Vague Penn Station Deal Risks Billions In Public Funds

Taxes

New York is pushing a major project to repair the antiquated Penn Station, using tax-subsidized private real estate development to finance public infrastructure repair. But a new report from my colleagues at the New School’s Schwartz Center shows not only a potential $3 billion gap in project financing, but also a lack of transparency which undercuts informed public debate.

The report was commissioned by Reinvent Albany, advocates for “transparent and accountable New York State government.” The group has endorsed economic development reform legislation for the state, to increase transparency and public oversight of economic development spending.

The Penn Station report is their latest criticism of Governor Kathy Hochul, who already has brokered a bad deal using state funds to subsidize a billionaire owner’s football stadium in Buffalo, and used the state budget process to get a $10 billion slush fund for semiconductor manufacturing without any effective transparency or public oversight.

Bridget Fisher and Flávia Leite, the report’s authors, are my colleagues in the New School’s Critical Public Finance program. They previously analyzed the problems and potential costs of New York City’s Hudson Yards project. Although Hudson Yards was sold to the public as being “self-financing,” Fisher and Leite showed unacknowledged potential public costs of up to $2.2 billion.

Fisher and Leite now estimate this new Penn Station project could be short by over $3 billion. They are careful, using “optimistic” assumptions regarding potential revenues from the project to not generate a worst-case scenario. They stick to the facts, and don’t engage in blaming any elected official while pointing out the project’s risks.

Critics of the Penn Station project may use the report to try and stop the project altogether. I’m a former New York State Deputy Commissioner of Economic Development in New York State and I know how hard it is to get projects done. But Fisher and Leite don’t take a position on the ultimate wisdom of the project. And their research could be used to create a transparent and accountable public investment.

Fisher notes their study “assumes everything goes right for the state,” but also says “less than perfect conditions”—such as a recession or a continuing slump in the Manhattan office market—mean “these potential revenues will likely go down.”

They also note the lack of transparency, saying “the lack of information…regarding the proposed project’s overall financing and expected timeframe” required them to use their Hudson Yards study methodology. A vote approving the project is scheduled for July 21, and a spokesman for Empire State Development (ESD, the state agency overseeing the project) said they will disclose financial information prior to that.

ESD’s promise simply underscores the lack of transparency on this project. Promising detailed financial information only a week before approving it gives legislators and the public no time to analyze the data and respond. (As of this writing, ESD hasn’t released the information.)
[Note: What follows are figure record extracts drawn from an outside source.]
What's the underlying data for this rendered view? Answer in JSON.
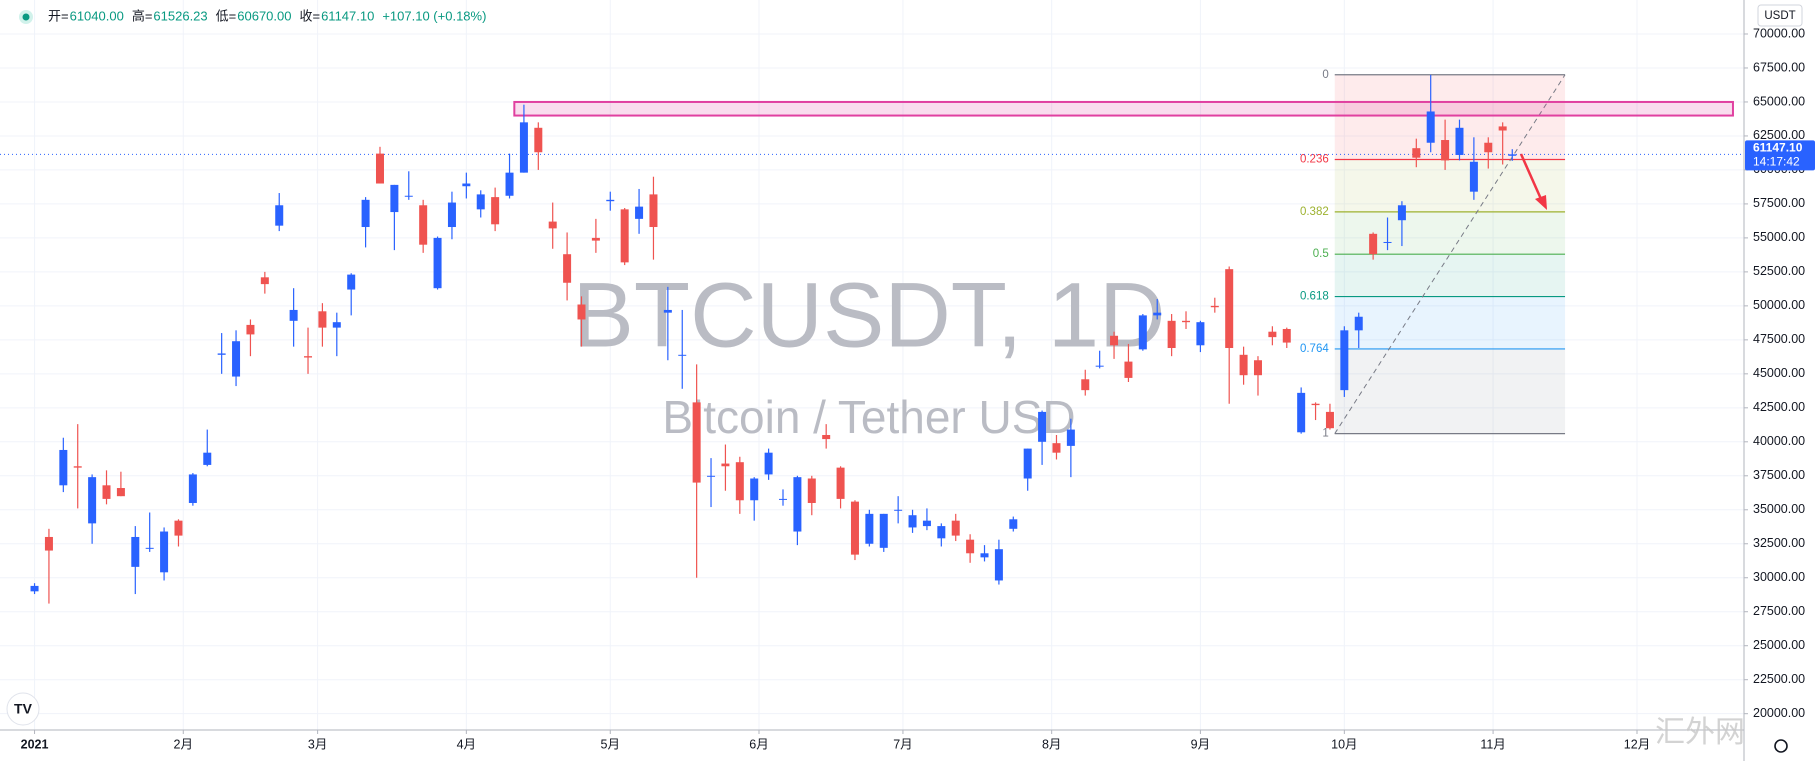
{
  "header": {
    "fields": [
      {
        "label": "开=",
        "value": "61040.00"
      },
      {
        "label": "高=",
        "value": "61526.23"
      },
      {
        "label": "低=",
        "value": "60670.00"
      },
      {
        "label": "收=",
        "value": "61147.10"
      }
    ],
    "change": "+107.10 (+0.18%)"
  },
  "watermark": {
    "symbol": "BTCUSDT, 1D",
    "description": "Bitcoin / Tether USD"
  },
  "currency_button": "USDT",
  "site_mark": "汇外网",
  "chart_data": {
    "type": "candlestick",
    "x": [
      0,
      3,
      6,
      9,
      12,
      15,
      18,
      21,
      24,
      27,
      30,
      33,
      36,
      39,
      42,
      45,
      48,
      51,
      54,
      57,
      60,
      63,
      66,
      69,
      72,
      75,
      78,
      81,
      84,
      87,
      90,
      93,
      96,
      99,
      102,
      105,
      108,
      111,
      114,
      117,
      120,
      123,
      126,
      129,
      132,
      135,
      138,
      141,
      144,
      147,
      150,
      153,
      156,
      159,
      162,
      165,
      168,
      171,
      174,
      177,
      180,
      183,
      186,
      189,
      192,
      195,
      198,
      201,
      204,
      207,
      210,
      213,
      216,
      219,
      222,
      225,
      228,
      231,
      234,
      237,
      240,
      243,
      246,
      249,
      252,
      255,
      258,
      261,
      264,
      267,
      270,
      273,
      276,
      279,
      282,
      285,
      288,
      291,
      294,
      297,
      300,
      303,
      306,
      308
    ],
    "open": [
      29000,
      33000,
      36800,
      38200,
      34000,
      36800,
      36600,
      30800,
      32200,
      30400,
      34200,
      35500,
      38300,
      46400,
      44800,
      48600,
      52100,
      55900,
      48900,
      46300,
      49600,
      48400,
      51200,
      55800,
      61200,
      56900,
      58100,
      57400,
      51300,
      55800,
      58800,
      57100,
      58000,
      58100,
      59800,
      63100,
      56200,
      53800,
      50100,
      55000,
      57700,
      57100,
      56400,
      58200,
      49500,
      46400,
      42900,
      37500,
      38400,
      38500,
      35700,
      37600,
      35800,
      33400,
      37300,
      40500,
      38100,
      35600,
      32500,
      32200,
      35000,
      33700,
      33800,
      32900,
      34200,
      32800,
      31500,
      29800,
      33600,
      37300,
      40000,
      39900,
      39700,
      44600,
      45600,
      47800,
      45900,
      46800,
      49300,
      48900,
      48900,
      47100,
      50000,
      52700,
      46400,
      46000,
      48100,
      48300,
      40700,
      42800,
      42200,
      43800,
      48200,
      55300,
      54700,
      56300,
      61600,
      62000,
      62200,
      61100,
      58400,
      62000,
      63200,
      61040
    ],
    "high": [
      29600,
      33600,
      40300,
      41300,
      37600,
      37900,
      37800,
      33800,
      34800,
      33700,
      34300,
      37700,
      40900,
      48000,
      48200,
      49000,
      52500,
      58300,
      51300,
      48400,
      50200,
      49500,
      52400,
      58000,
      61700,
      58900,
      59900,
      57800,
      55100,
      58400,
      59800,
      58500,
      58700,
      61200,
      64800,
      63500,
      57600,
      55400,
      50700,
      56400,
      58400,
      57200,
      58600,
      59500,
      51400,
      49700,
      45700,
      38800,
      39800,
      38900,
      37400,
      39500,
      36500,
      37500,
      37500,
      41300,
      38200,
      35700,
      35000,
      34700,
      36000,
      35000,
      35100,
      34000,
      34700,
      33200,
      32400,
      32800,
      34500,
      39500,
      42300,
      40500,
      41700,
      45300,
      46700,
      48100,
      47200,
      49400,
      50500,
      49400,
      49600,
      48900,
      50600,
      52900,
      47000,
      46300,
      48500,
      48400,
      44000,
      42900,
      42800,
      48500,
      49500,
      55400,
      56500,
      57700,
      62300,
      67000,
      63700,
      63700,
      62400,
      62400,
      63500,
      61526.23
    ],
    "low": [
      28800,
      28100,
      36300,
      35100,
      32500,
      35400,
      36000,
      28800,
      31900,
      29800,
      32300,
      35300,
      38200,
      45000,
      44100,
      46300,
      50900,
      55500,
      47000,
      45000,
      47000,
      46300,
      49300,
      54300,
      59000,
      54100,
      57800,
      53900,
      51200,
      54900,
      57900,
      56500,
      55500,
      57900,
      59800,
      60000,
      54200,
      50400,
      47000,
      53900,
      57000,
      53000,
      55300,
      53400,
      46000,
      43900,
      30000,
      35200,
      36400,
      34700,
      34200,
      37200,
      35300,
      32400,
      34600,
      39500,
      35100,
      31300,
      32300,
      31900,
      34000,
      33300,
      33500,
      32300,
      32700,
      31100,
      31200,
      29500,
      33400,
      36400,
      38300,
      38700,
      37400,
      43400,
      45400,
      46100,
      44400,
      46700,
      49000,
      46300,
      48300,
      46600,
      49500,
      42800,
      44200,
      43400,
      47100,
      46900,
      40600,
      41600,
      40900,
      43300,
      46900,
      53400,
      54100,
      54400,
      60200,
      61300,
      60000,
      60700,
      57800,
      60100,
      60400,
      60670
    ],
    "close": [
      29400,
      32000,
      39400,
      38100,
      37400,
      35800,
      36000,
      33000,
      32200,
      33400,
      33100,
      37600,
      39200,
      46500,
      47400,
      47900,
      51600,
      57400,
      49700,
      46200,
      48400,
      48800,
      52300,
      57800,
      59000,
      58900,
      58100,
      54500,
      55000,
      57600,
      59000,
      58200,
      56000,
      59800,
      63500,
      61300,
      55700,
      51700,
      49000,
      54800,
      57800,
      53200,
      57300,
      55800,
      49700,
      46400,
      37000,
      37500,
      38200,
      35700,
      37300,
      39200,
      35800,
      37400,
      35500,
      40200,
      35800,
      31700,
      34700,
      34700,
      35000,
      34600,
      34200,
      33800,
      33100,
      31800,
      31800,
      32100,
      34300,
      39500,
      42200,
      39200,
      40900,
      43800,
      45600,
      47100,
      44700,
      49300,
      49500,
      46900,
      48800,
      48800,
      49900,
      46900,
      44900,
      44900,
      47700,
      47300,
      43600,
      42700,
      41000,
      48200,
      49200,
      53800,
      54700,
      57400,
      60900,
      64300,
      60700,
      63100,
      60600,
      61300,
      62900,
      61147.1
    ],
    "up_color": "#2962ff",
    "down_color": "#ef5350",
    "xlim": [
      -7.2,
      356.3
    ],
    "xticks": [
      {
        "value": 0,
        "label": "2021"
      },
      {
        "value": 31,
        "label": "2月"
      },
      {
        "value": 59,
        "label": "3月"
      },
      {
        "value": 90,
        "label": "4月"
      },
      {
        "value": 120,
        "label": "5月"
      },
      {
        "value": 151,
        "label": "6月"
      },
      {
        "value": 181,
        "label": "7月"
      },
      {
        "value": 212,
        "label": "8月"
      },
      {
        "value": 243,
        "label": "9月"
      },
      {
        "value": 273,
        "label": "10月"
      },
      {
        "value": 304,
        "label": "11月"
      },
      {
        "value": 334,
        "label": "12月"
      }
    ],
    "ylim": [
      18800,
      72500
    ],
    "yticks": [
      {
        "value": 70000,
        "label": "70000.00"
      },
      {
        "value": 67500,
        "label": "67500.00"
      },
      {
        "value": 65000,
        "label": "65000.00"
      },
      {
        "value": 62500,
        "label": "62500.00"
      },
      {
        "value": 60000,
        "label": "60000.00"
      },
      {
        "value": 57500,
        "label": "57500.00"
      },
      {
        "value": 55000,
        "label": "55000.00"
      },
      {
        "value": 52500,
        "label": "52500.00"
      },
      {
        "value": 50000,
        "label": "50000.00"
      },
      {
        "value": 47500,
        "label": "47500.00"
      },
      {
        "value": 45000,
        "label": "45000.00"
      },
      {
        "value": 42500,
        "label": "42500.00"
      },
      {
        "value": 40000,
        "label": "40000.00"
      },
      {
        "value": 37500,
        "label": "37500.00"
      },
      {
        "value": 35000,
        "label": "35000.00"
      },
      {
        "value": 32500,
        "label": "32500.00"
      },
      {
        "value": 30000,
        "label": "30000.00"
      },
      {
        "value": 27500,
        "label": "27500.00"
      },
      {
        "value": 25000,
        "label": "25000.00"
      },
      {
        "value": 22500,
        "label": "22500.00"
      },
      {
        "value": 20000,
        "label": "20000.00"
      }
    ],
    "grid": true,
    "last_price": {
      "value": 61147.1,
      "label": "61147.10",
      "countdown": "14:17:42",
      "color": "#2962ff"
    },
    "resistance_zone": {
      "low": 64000,
      "high": 65000,
      "x_start": 100,
      "x_end": 354,
      "color": "#e040a0"
    },
    "fib": {
      "high": 67000,
      "low": 40600,
      "x_start": 271,
      "x_end": 319,
      "levels": [
        0,
        0.236,
        0.382,
        0.5,
        0.618,
        0.764,
        1
      ],
      "colors": [
        "#787b86",
        "#f23645",
        "#9db22f",
        "#4caf50",
        "#089981",
        "#2196f3",
        "#787b86"
      ]
    }
  }
}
The Penn Station plan, like Hudson Yards, relies on so-called “value capture” or “tax increment financing” (TIF), using tax breaks to incentivize profitable private projects and assuming the government later captures some of those profits for public projects. But the two researchers, along with urbanist Rachel Weber, have argued in the Journal of the American Planning Association that such financing, especially without transparency and oversight, can result in “jeopardizing the payback streams and inflating risks shouldered by the public sector.”

There’s no question (at least for me) that Penn Station and the surrounding area needs work. The station is run down, and then-Governor Andrew Cuomo proposed building ten new office towers nearby and using project revenues to pay for station upgrades and repairs. Cuomo was forced from office in 2021 by sexual harassment scandals, with then-Lt. Governor Hochul rising to the governorship.

Upon taking office, Hochul promised a “new era of transparency” and a “focus on open, ethical governing.” But at least in economic development—the Buffalo stadium, the semiconductor fund, and now Penn Station—her behavior is the same old, same old pattern of opaque deal making.

In part to increase transparency, several New York elected officials have called on Governor Hochul to create a new public benefit corporation to oversee the Penn Station project, arguing that will “ensure an appropriate amount of local and stakeholder input and coordination.” But the officials don’t fully criticize the project’s financial risks, so just creating a new project overseer won’t solve the basic financial problem.

As Fisher and Leite’s splendid work shows, without transparency, we can’t estimate the project’s benefits and we may all be on the hook for billions in undisclosed costs. These risks occur wherever tax breaks are offered for promises of future revenues and costless development.

In New York, Penn Station could be where Governor Hochul’s promise of “a new era of transparency” becomes real, with public investment creating actual, measurable benefits for working people. If it does, credit will go in part to dedicated analysts like Fisher and Leite.